Son Hoon (손훈), a KAIST professor who developed sensor technology that can detect the movement of medium and small social infrastructure facilities in real time, has been selected as this month’s winner of South Korea’s Science and Technology Award.
The Ministry of Science and ICT and the National Research Foundation said on Tuesday they selected Son, a professor in KAIST’s Department of Civil and Environmental Engineering, as the June winner of the award.
Son was recognized for contributing to strengthening safety in the nation’s construction infrastructure by developing an affordable, high-precision displacement sensor technology for real-time disaster warnings for medium and small social infrastructure facilities.
As social infrastructure such as bridges and buildings ages, the importance of structural health monitoring is growing. Medium and small structures, which account for more than 98 percent of facilities worldwide, require precise observation because their displacement is as small as the millimeter level. Existing equipment costs at least 40 million won, limiting management, the ministry explained.
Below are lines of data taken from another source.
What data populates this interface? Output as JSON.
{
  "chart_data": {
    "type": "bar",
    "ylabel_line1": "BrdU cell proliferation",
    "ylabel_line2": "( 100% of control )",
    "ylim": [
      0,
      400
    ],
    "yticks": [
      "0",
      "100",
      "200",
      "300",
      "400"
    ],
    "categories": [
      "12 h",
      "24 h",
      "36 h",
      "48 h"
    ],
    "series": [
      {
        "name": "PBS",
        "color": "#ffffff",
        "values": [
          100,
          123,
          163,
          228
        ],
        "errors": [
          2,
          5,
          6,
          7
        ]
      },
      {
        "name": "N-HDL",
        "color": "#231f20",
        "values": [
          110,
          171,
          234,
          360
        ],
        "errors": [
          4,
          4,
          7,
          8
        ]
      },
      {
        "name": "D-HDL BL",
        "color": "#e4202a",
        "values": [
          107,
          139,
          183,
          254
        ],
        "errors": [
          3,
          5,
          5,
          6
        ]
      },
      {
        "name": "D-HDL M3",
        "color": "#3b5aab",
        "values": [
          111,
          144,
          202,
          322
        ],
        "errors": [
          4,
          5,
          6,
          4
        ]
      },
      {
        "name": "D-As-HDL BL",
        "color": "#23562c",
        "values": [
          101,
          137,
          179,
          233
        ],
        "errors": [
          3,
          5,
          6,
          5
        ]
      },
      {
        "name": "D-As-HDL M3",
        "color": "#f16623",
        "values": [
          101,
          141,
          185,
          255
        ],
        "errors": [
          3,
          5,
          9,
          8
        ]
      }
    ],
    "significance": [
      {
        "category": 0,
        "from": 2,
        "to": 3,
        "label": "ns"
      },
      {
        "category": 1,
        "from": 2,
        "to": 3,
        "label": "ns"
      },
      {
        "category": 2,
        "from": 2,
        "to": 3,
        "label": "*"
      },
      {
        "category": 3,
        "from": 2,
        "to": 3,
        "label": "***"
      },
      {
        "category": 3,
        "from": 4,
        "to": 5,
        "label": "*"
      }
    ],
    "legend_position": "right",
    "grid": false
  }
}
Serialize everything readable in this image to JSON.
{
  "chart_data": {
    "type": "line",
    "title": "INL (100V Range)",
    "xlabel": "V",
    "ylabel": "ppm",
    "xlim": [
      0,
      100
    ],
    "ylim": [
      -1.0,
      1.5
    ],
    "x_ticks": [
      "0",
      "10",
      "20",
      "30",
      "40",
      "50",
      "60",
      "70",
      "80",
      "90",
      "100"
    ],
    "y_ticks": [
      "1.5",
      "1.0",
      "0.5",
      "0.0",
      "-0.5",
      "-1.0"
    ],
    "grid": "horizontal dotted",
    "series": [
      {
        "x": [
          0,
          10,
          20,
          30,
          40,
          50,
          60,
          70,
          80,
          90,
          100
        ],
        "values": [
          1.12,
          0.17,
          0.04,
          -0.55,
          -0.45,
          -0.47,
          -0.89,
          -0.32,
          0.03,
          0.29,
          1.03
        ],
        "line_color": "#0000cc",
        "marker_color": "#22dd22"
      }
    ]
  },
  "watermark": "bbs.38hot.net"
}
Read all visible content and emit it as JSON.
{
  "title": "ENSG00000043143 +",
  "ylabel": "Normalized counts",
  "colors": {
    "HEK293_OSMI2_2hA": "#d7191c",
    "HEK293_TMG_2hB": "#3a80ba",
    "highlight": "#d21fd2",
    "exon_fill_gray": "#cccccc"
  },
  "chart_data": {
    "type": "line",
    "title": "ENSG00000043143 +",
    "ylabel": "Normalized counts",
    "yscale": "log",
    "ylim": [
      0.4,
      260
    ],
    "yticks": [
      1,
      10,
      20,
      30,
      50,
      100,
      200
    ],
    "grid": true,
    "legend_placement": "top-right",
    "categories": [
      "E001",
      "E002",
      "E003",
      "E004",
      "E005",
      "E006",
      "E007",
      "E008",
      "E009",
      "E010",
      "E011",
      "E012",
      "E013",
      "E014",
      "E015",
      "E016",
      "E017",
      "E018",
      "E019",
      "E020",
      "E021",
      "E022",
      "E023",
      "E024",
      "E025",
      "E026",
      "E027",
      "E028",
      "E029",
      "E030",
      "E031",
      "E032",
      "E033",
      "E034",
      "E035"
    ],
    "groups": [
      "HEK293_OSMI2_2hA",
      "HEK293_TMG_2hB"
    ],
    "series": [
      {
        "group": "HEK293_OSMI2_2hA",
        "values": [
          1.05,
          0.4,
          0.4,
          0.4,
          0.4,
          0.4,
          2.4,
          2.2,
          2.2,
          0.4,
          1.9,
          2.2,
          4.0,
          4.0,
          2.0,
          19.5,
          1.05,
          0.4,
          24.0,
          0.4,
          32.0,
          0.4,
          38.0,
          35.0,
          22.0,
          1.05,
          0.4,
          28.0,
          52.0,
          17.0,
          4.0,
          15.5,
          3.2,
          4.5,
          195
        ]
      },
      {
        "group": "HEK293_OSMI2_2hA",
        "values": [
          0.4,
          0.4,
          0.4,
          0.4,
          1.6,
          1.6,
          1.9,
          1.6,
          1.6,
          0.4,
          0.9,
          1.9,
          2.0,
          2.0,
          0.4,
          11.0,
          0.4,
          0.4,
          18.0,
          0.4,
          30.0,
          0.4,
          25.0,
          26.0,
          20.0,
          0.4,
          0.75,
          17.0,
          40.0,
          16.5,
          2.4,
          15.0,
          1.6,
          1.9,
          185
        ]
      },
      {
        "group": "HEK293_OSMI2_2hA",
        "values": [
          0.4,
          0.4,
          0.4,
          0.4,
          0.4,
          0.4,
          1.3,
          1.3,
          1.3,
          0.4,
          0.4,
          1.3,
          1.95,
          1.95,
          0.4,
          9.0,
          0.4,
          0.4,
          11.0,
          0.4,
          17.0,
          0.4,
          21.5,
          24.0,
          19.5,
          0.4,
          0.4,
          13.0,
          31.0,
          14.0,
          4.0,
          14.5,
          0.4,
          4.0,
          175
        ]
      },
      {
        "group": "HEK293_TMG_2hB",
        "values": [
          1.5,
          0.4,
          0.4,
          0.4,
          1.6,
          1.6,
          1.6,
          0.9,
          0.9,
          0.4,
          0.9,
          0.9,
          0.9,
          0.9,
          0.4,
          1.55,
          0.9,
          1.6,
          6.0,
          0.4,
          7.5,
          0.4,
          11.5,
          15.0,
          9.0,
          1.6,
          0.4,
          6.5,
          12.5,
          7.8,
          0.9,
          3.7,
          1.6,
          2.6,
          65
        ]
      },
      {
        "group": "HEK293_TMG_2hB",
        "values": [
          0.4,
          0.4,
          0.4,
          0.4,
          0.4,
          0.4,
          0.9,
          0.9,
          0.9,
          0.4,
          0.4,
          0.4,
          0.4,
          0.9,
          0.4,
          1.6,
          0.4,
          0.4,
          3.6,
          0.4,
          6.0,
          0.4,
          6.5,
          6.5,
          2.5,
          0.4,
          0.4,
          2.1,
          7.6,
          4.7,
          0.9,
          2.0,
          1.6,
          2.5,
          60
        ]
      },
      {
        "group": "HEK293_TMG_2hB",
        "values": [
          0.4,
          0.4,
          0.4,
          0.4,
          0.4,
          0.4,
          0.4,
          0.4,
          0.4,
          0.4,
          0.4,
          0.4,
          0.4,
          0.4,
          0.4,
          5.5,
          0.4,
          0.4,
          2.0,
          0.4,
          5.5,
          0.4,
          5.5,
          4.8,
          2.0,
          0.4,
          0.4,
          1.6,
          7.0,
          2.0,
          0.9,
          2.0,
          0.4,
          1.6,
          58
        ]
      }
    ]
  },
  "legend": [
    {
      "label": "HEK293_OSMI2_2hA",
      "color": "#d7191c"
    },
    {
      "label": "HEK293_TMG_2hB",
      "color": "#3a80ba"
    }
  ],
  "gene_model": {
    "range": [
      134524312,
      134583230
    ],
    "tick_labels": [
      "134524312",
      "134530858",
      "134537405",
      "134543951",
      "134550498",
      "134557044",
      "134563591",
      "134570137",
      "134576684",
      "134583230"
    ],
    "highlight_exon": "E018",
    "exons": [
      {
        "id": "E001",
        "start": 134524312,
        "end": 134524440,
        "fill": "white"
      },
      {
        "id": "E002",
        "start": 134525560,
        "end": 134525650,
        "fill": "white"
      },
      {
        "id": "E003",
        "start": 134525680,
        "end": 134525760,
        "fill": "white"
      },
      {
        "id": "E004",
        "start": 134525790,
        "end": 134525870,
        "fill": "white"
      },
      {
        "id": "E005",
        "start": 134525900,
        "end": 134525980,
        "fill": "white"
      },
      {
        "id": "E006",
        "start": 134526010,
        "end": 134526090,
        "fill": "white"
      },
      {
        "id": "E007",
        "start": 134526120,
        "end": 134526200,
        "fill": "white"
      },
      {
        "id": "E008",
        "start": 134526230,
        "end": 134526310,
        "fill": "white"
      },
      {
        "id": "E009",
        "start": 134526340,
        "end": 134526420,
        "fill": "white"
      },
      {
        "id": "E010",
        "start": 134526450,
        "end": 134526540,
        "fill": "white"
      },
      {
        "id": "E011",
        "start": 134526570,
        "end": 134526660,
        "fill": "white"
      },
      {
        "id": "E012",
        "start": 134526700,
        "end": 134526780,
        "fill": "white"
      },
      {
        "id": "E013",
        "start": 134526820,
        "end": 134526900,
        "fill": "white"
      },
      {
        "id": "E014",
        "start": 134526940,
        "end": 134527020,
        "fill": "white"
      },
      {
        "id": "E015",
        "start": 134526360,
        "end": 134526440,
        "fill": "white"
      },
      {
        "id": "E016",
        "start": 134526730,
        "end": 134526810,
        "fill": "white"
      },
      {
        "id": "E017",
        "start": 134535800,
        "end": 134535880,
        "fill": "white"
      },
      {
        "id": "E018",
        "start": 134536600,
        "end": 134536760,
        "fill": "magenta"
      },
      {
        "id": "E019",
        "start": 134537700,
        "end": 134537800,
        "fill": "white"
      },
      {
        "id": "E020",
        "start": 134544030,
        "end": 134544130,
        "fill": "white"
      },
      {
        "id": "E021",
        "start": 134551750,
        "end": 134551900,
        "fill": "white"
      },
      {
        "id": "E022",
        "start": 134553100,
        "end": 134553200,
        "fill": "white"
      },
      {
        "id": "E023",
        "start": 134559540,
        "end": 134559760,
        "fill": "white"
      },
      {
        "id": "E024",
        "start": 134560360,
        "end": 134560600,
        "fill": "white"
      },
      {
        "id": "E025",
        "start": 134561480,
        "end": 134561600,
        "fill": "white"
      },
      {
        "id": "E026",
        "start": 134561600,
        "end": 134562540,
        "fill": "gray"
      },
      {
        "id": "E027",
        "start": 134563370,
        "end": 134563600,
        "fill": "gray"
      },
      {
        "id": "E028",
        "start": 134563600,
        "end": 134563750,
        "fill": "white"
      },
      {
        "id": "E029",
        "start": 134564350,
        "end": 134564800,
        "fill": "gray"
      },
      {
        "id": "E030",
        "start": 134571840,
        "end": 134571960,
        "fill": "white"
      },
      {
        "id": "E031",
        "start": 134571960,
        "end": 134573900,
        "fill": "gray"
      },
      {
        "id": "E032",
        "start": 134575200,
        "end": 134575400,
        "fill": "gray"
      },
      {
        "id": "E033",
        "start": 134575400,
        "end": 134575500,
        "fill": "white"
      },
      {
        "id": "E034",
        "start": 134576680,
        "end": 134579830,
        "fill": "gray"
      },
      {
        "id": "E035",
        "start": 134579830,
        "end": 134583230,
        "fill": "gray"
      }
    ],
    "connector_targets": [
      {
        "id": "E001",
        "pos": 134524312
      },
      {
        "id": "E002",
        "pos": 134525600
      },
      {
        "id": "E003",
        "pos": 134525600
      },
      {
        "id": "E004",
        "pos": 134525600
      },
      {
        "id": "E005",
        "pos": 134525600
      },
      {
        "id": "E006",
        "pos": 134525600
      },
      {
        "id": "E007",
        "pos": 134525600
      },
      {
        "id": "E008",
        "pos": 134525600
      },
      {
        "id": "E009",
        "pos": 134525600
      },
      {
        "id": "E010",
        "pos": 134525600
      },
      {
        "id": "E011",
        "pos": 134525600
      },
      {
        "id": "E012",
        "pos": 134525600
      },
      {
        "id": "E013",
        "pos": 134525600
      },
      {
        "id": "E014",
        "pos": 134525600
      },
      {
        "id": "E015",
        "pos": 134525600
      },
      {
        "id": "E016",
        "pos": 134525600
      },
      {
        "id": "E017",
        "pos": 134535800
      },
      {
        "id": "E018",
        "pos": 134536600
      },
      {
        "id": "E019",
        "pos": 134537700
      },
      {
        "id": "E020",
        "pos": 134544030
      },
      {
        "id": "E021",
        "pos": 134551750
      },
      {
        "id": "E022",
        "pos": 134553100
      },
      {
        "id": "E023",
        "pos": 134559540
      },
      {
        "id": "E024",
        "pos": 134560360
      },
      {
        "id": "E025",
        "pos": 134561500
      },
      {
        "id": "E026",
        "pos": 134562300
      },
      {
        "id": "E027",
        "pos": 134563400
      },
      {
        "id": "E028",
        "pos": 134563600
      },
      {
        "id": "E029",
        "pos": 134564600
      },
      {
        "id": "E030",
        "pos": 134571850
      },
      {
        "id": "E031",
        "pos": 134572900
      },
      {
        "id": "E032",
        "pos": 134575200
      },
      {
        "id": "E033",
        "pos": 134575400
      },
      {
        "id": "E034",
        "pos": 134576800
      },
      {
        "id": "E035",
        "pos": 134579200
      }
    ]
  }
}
Son developed a simultaneous multi-physical measurement technology that uses a single sensor to measure acceleration, tilt and displacement at the same time. It fuses millimeter-wave radar with a MEMS (Micro Electro Mechanical System) accelerometer and applies a signal-processing algorithm. Millimeter-wave radar makes it easy to measure structural displacement that moves slowly. A MEMS accelerometer has the advantage of capturing fast vibrations well.
The sensor developed by Son costs less than 1 million won, or about one-fortieth of existing production costs, while securing both economic viability and accuracy with ultra-high precision of about 0.026 mm. It also reduced power consumption to 131 mWh, about one-hundredth of the previous level.
It also incorporates energy-harvesting technology that converts discarded energy in daily life into electrical energy and stores it. The sensor includes edge-computing functions, allowing it to judge collapse risk on its own without additional equipment and transmit alerts in real time.
The technology has been verified for reliability through on-site demonstrations at 13 or more sites at home and abroad. They include a parking structure at Stanford University, an expressway in San Jose, a bridge in Weifang, China, and the Geumgang Pedestrian Bridge in Sejong City.
The achievement is a case in which foundational technology developed with support from the ministry’s Basic Research Program, including Leader Research and Basic Research Lab funding, progressed through commercialisation and technology transfer. It was published in the international journal Mechanical Systems and Signal Processing in January 2023.
Son said, "This research is meaningful in that it has laid the technological foundation for precisely managing medium and small facilities that were left out of constant observation." He added, "Going forward, I will continue research on artificial intelligence-based digital twins to lead a paradigm shift in the safety diagnosis market toward automation, unmanned operation and intelligence."